Федорка работала на дровосушных печах и всегда была в саже, как галка, но никакая сажа не могла скрыть горячего румянца, свежих губ, белых зубов и задорно светившихся серых глаз. Всякая тряпка сидела на Федорке так, точно она была пришита к её сбитому, крепкому, молодому телу. Рядом с сестрой Прошка в своих больших котах и разъезжавшемся кафтанишке походил на выпавшего из гнезда воробья, особенно когда нахлобучивал на голову отцовскую войлочную шляпу с оторванным полем. Лицо у него было широкое, с плоским носом и небольшими тёмными глазками. Конечно, Прошка тоже был всегда в саже, которой не мог отмыть даже в бане.
– Ну, совсем?.. – ворчала Федорка, когда одевание кончилось. – Уж второй свист сейчас будет. Другие-то девки давно на фабрике, поди, а я вот тут с тобою валандалась…
– Ума у вас нет, у девок, вот и бежите на фабрику как угорелые!.. – важно говорил Прошка, заранее ёжась от холода, который ожидал его на улице. – Мамка, я есть хочу…
– Ладно, там дам, как придём, – говорила Федорка, торопливо засовывая за пазуху узелочек с завтраком.
Марковна почёсывалась, зевала и всё время охала, пока дети собирались на фабрику, а потом, когда они уходили, заваливалась на полати спать… Ленивая была старуха, и как-то всякое дело валилось у неё из рук. Она постоянно на что-нибудь жаловалась и всё говорила про покойного мужа, который умер лет пять тому назад.
Выйдя за дверь, Прошка всегда чувствовал страшный холод – и зимой и летом. В пять часов утра всегда холодно, и мальчик напрасно ёжился в своём кафтанишке и не знал, куда спрятать голые руки. Кругом темно. Федорка сердито бежит вперёд, и, чтобы держаться за нею, Прошке приходится бежать вприпрыжку… Он понемногу согревается, а ночной холод прогоняет детский крепкий сон.
II
Избушка Марковны стояла на самом краю Першинского завода, и до фабрики было с версту. В избах кое-где мелькали огни, – везде собирались рабочие на фабрику. На стёклах маленьких окошек прыгали и колебались неясные тени… По дороге то и дело скрипели отворявшиеся ворота, и из них молча выходили рабочие и быстро шли по направлению к фабрике.
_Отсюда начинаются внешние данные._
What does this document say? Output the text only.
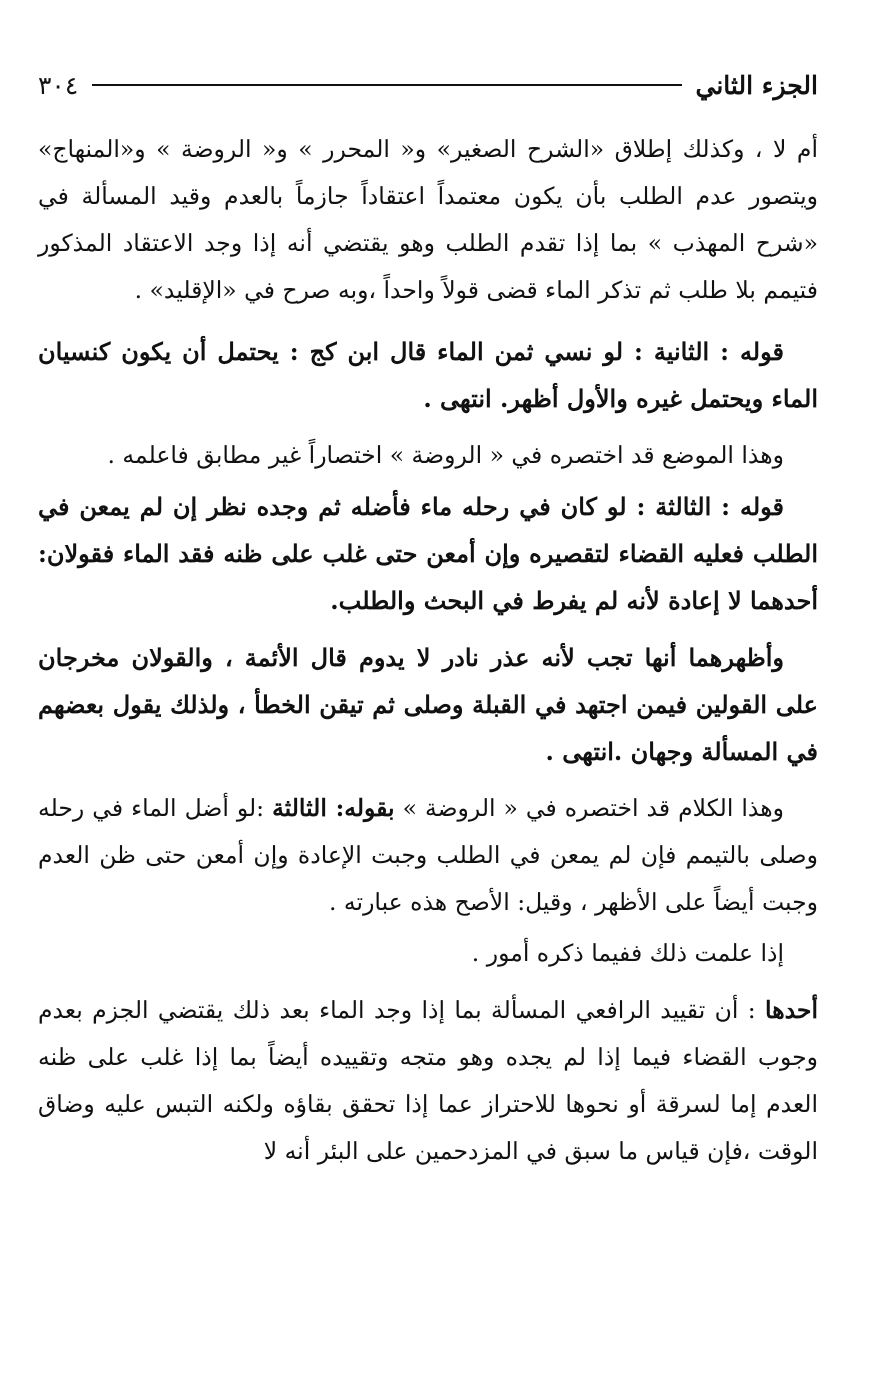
الجزء الثاني
٣٠٤

أم لا ، وكذلك إطلاق «الشرح الصغير» و« المحرر » و« الروضة » و«المنهاج» ويتصور عدم الطلب بأن يكون معتمداً اعتقاداً جازماً بالعدم وقيد المسألة في «شرح المهذب » بما إذا تقدم الطلب وهو يقتضي أنه إذا وجد الاعتقاد المذكور فتيمم بلا طلب ثم تذكر الماء قضى قولاً واحداً ،وبه صرح في «الإقليد» .

قوله : الثانية : لو نسي ثمن الماء قال ابن كج : يحتمل أن يكون كنسيان الماء ويحتمل غيره والأول أظهر. انتهى .

وهذا الموضع قد اختصره في « الروضة » اختصاراً غير مطابق فاعلمه .

قوله : الثالثة : لو كان في رحله ماء فأضله ثم وجده نظر إن لم يمعن في الطلب فعليه القضاء لتقصيره وإن أمعن حتى غلب على ظنه فقد الماء فقولان: أحدهما لا إعادة لأنه لم يفرط في البحث والطلب.

وأظهرهما أنها تجب لأنه عذر نادر لا يدوم قال الأئمة ، والقولان مخرجان على القولين فيمن اجتهد في القبلة وصلى ثم تيقن الخطأ ، ولذلك يقول بعضهم في المسألة وجهان .انتهى .

وهذا الكلام قد اختصره في « الروضة » بقوله: الثالثة :لو أضل الماء في رحله وصلى بالتيمم فإن لم يمعن في الطلب وجبت الإعادة وإن أمعن حتى ظن العدم وجبت أيضاً على الأظهر ، وقيل: الأصح هذه عبارته .

إذا علمت ذلك ففيما ذكره أمور .

أحدها : أن تقييد الرافعي المسألة بما إذا وجد الماء بعد ذلك يقتضي الجزم بعدم وجوب القضاء فيما إذا لم يجده وهو متجه وتقييده أيضاً بما إذا غلب على ظنه العدم إما لسرقة أو نحوها للاحتراز عما إذا تحقق بقاؤه ولكنه التبس عليه وضاق الوقت ،فإن قياس ما سبق في المزدحمين على البئر أنه لا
Иногда попадались Федоркины подружки – Марьки, Степаньки, Лушки. Вместе девушки начинали бойко переговариваться, смеялись и толкали одна другую. Эта болтовня бесила Прошку. «Дровосушки» (так звали подёнщиц, которые работали на дровосушных печах) хохотали ещё больше и начинали дразнить Прошку. С ними перешучивались парни, шагавшие на фабрику с болтавшимися на руках вачегами и запасными прядениками [22] Ваче́ги – подшитые кожей рукавицы; прядени́ки – пеньковые лапти. (Примеч. автора.)
.
Рабочие кучками шли по берегу заводского пруда, поднимались на плотину и потом исчезали в закопчённой заводской сажей воротах караульни. Глухой сторож Евтифей выглядывал из окошечка караульни и вечно что-то бормотал, а рабочие спускались по крутой деревянной лесенке вниз, к доменной печи, где в тёмном громадном корпусе всегда теплился весёлый огонёк и около него толпились рабочие в кожаных фартуках – защитках.
Федорка провожала братишку до самого пожога [23] Пожо́г – часть завода, где обжигают руду. (Примеч. автора.)
, где он «бил руду», то есть большие куски обожжённой железной руды разбивал в мелкую щебёнку. Пожог стоял в самом дальнем углу громадного фабричного двора. Снаружи виднелись только серые толстые стены, выложенные из крупных камней. Внутри пожог разделялся на два дворика: в одном постоянно обжигалась новая руда, а в другом – её разбивали в щебёнку такие же мальчуганы, как Прошка, да ещё две пожилые женщины, вечно завязанные какими-то тряпками. В том дворике пожога, где били руду, по утрам всегда горел костёр. Федорка подходила к огню, грела свои красные руки и сердито огрызалась от пристававших к ней мальчишек-рудобойцев, усвоивших уже все ухватки больших рабочих.